La licencia FIFA no es necesaria

Si eres agente de fútbol, si quieres serlo, o incluso si llevas muchos años trabajando en este oficio, a estas alturas, aun no tienes claro del todo, si necesitas o no la famosa “licencia FIFA” para poder ejercer tu profesión. La confusión es normal, y más aun, desde que el pasado año 2023, entrara en vigor el Reglamento sobre Agentes de Fútbol de FIFA, también conocido como el “FFAR”. Una norma privada, nacida en una entidad privada como es la FIFA, y territorio ajeno como es Suiza. Fue creada con vocación imperativa y universal, y abocada a la polémica desde sus orígenes.

Pero si la confusión no era poca, hace escasos días, desde FIFA, se anunciaba una suspensión temporal del reglamento, en algunos de sus términos en Europa, precisamente por el fracaso en su aplicación en la mayoría de los países del continente. En cualquier caso, independientemente de si el FFAR está suspendido o está vigente, los tribunales españoles acaban de pronunciarse al respecto.

NO NECESITAS LA LICENCIA FIFA y en este artículo te explico por qué.

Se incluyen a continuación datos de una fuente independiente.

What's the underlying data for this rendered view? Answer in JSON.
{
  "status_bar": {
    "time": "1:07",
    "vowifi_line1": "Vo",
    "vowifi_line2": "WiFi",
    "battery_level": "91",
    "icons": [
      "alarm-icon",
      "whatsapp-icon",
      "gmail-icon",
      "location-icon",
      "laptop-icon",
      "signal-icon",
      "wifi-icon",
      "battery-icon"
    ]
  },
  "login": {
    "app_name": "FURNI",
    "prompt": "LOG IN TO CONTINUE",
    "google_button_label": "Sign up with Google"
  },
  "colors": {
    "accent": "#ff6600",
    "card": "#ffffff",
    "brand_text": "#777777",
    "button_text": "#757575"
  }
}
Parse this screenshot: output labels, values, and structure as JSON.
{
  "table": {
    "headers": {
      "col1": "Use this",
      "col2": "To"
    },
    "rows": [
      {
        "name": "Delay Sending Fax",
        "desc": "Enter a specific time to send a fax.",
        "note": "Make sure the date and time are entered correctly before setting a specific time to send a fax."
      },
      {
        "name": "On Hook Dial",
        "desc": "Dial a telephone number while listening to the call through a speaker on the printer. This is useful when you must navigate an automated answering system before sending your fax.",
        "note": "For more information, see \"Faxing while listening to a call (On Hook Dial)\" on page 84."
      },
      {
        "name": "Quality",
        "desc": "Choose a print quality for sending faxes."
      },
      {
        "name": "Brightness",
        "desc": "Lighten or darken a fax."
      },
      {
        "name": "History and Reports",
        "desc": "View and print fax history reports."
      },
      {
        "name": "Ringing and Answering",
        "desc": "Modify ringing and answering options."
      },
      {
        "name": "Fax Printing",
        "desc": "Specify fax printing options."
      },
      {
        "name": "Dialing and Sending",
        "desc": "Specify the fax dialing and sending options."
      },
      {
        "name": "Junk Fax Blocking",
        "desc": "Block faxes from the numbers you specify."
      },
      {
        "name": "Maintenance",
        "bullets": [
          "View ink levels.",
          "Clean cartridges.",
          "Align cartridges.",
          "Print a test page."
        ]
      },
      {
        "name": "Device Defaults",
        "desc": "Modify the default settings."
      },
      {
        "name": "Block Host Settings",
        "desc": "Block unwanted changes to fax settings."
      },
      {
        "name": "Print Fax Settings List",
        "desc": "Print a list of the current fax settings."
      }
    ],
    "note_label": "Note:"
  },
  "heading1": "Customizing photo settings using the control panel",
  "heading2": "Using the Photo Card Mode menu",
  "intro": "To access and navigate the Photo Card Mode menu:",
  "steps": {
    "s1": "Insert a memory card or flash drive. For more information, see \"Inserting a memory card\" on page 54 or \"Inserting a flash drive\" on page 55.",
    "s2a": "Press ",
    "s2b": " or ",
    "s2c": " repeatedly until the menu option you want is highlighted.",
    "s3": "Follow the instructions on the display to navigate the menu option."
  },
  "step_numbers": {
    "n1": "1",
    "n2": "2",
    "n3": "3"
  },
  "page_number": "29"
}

El texto redactado por FIFA, más que ser una norma “para” los agentes, parecía desde el principio estar hecha “contra” los agentes. Una lista interminable de limitaciones, prohibiciones y restricciones a los derechos de este actor elemental del ecosistema del fútbol. Un verdadero ataque a la libre competencia y a la libre profesión. Afortunadamente, en los principales países que operan en la industria del fútbol a nivel mundial, el reglamento, como decíamos, no está funcionando precisamente por eso. En países como Alemania, Italia, Francia, Inglaterra, España, o Brasil, ya sea a través de medidas cautelares, decisiones arbitrales, o directamente, por ser contrario a las normas locales o europeas, muchas de las limitaciones que intentaba imponer FIFA, cuando no todas, no están operando ni si quiera para los propios “agentes FIFA”. Dinamarca y la misma Suiza, se acaban también de sumar al grupo de territorios donde no estaría operando el reglamento.

Dentro de la larga lista de prohibiciones, hay dos exactamente que son de suma relevancia para los agentes: la necesidad de la licencia y las limitaciones relativas a honorarios. Por un lado, el Reglamento de FIFA, específicamente obliga a contar con su licencia para poder operar como agente de fútbol a nivel mundial. Por otro lado, restringe la libertad de pacto de honorarios, imponiendo exactamente a los agentes cuánto, cómo y cuándo pueden cobrar por su trabajo.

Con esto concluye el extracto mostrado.